Senior lawyer Leota Tima Leavai may be a novice to the political arena, but politics is already an established domain in the Leavai family, as her father, A'e'au Dr. Peniamina Leavai served as a Member of Parliament and represented Falealupo in the Legislative Assembly for 26 years.
Samoa's longest-serving opposition member, A'e'au who first entered Parliament in 1985 as M.P. for Falealupo under the banner of the Human Rights Protection Party (H.R.P.P.), retired after the XVI Parliamentary term.
A'e'au re-entered Parliament in 2001 with the opposition and hasn’t left his seat since then.
His daughter, Leota, is following her father's footsteps by flagging the banner of the H.R.P.P. party in her first attempt at becoming a politician.
Leota could change the political history of Falealupo in the upcoming General Election, after years of opposing the government, if she is chosen to be their M.P. for Samoa's next parliamentary term.
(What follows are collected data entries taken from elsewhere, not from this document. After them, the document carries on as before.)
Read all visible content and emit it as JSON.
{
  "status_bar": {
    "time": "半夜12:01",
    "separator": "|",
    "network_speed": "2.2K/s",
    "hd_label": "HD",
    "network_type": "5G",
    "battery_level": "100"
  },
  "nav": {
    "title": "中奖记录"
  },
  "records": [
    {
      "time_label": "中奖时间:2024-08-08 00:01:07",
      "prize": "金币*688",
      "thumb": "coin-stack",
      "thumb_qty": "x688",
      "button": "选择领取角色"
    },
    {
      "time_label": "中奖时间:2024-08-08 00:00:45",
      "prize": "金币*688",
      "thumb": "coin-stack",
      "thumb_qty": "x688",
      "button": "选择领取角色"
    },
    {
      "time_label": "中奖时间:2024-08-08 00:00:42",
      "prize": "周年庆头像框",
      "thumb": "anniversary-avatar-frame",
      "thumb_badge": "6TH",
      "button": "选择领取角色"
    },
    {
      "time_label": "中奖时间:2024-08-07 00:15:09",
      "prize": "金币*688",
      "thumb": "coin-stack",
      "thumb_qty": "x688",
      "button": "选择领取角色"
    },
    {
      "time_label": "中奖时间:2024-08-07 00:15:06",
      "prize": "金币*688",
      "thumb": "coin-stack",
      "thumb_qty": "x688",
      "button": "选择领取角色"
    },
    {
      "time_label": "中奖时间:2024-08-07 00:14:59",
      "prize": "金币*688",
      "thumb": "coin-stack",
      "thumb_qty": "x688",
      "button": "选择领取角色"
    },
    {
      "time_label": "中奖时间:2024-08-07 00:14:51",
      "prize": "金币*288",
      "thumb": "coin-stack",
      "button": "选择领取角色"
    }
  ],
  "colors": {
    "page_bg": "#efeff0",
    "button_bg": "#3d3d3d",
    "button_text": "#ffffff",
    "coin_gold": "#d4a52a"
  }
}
In an interview with the Weekend Observer in Savai'i on Friday, an optimistic Leota said she is "unbothered" by her election opponents as she is placing her trust on the "loyalties of her voters."
She admits that she detests the campaign strategies by some election opponents, threatening to penalise voters (from Falealupo) should they decide to support or vote for the other candidates (including Leota).
Leota is facing two candidates in Falealupo's election race next month. One candidate is also running under the banner of the H.R.P.P. Solia Iosefa Kalolo, and the other candidate is flagging the banner of the Fa'atuatua i le Atua Samoa ua Tasi (F.A.S.T.) Fuiono Tenina Crichton.
"I don't like the intimidating [campaign] and threatening people that they will be fined by the village if they don't vote for a particular candidate," Leota who also holds the matai title A'e'au from Falealupo said.
"[But] I am not bothered by it.
"I am trusting the loyalties of my voters."
While other election candidates come up with a list of developments and plans for their respective constituencies ahead of April's election, Leota's campaign message is plain and simple.
"My message to my voters is that I will do my best for the development of the constituency.
"I can't really say which area, but I will definitely look at the development of education for the children within the constituency and women's rights.
"I also want to solve and address this culture of intimidating and threatening our people, by a few groups of matai.
"That is something I do not like."
Asked if she is confident in her preparations, Leota said: "If I say that I'm confident, people might interpret it as I am being arrogant."
However, Leota is at ease knowing that they have served her constituency well and is a true believer that "work speaks" like the theme of H.R.P.P.'s campaign this year.
"I am also relying on the support of my families and those who have placed their trust in me.
"I am also hoping for a peaceful and clean election.
"I have no intention of forcing people to vote for me and I will leave it to them to make their own choice.
"There are threats by others looking to penalise those who do not vote for them, but I think that is something we should score out."
What is her last message to her election opponents?
"I wish them all the best and I send them my regards."
Leota is one of 21 women candidates sprinkled throughout the constituencies as the country heads in to the final weeks before polling.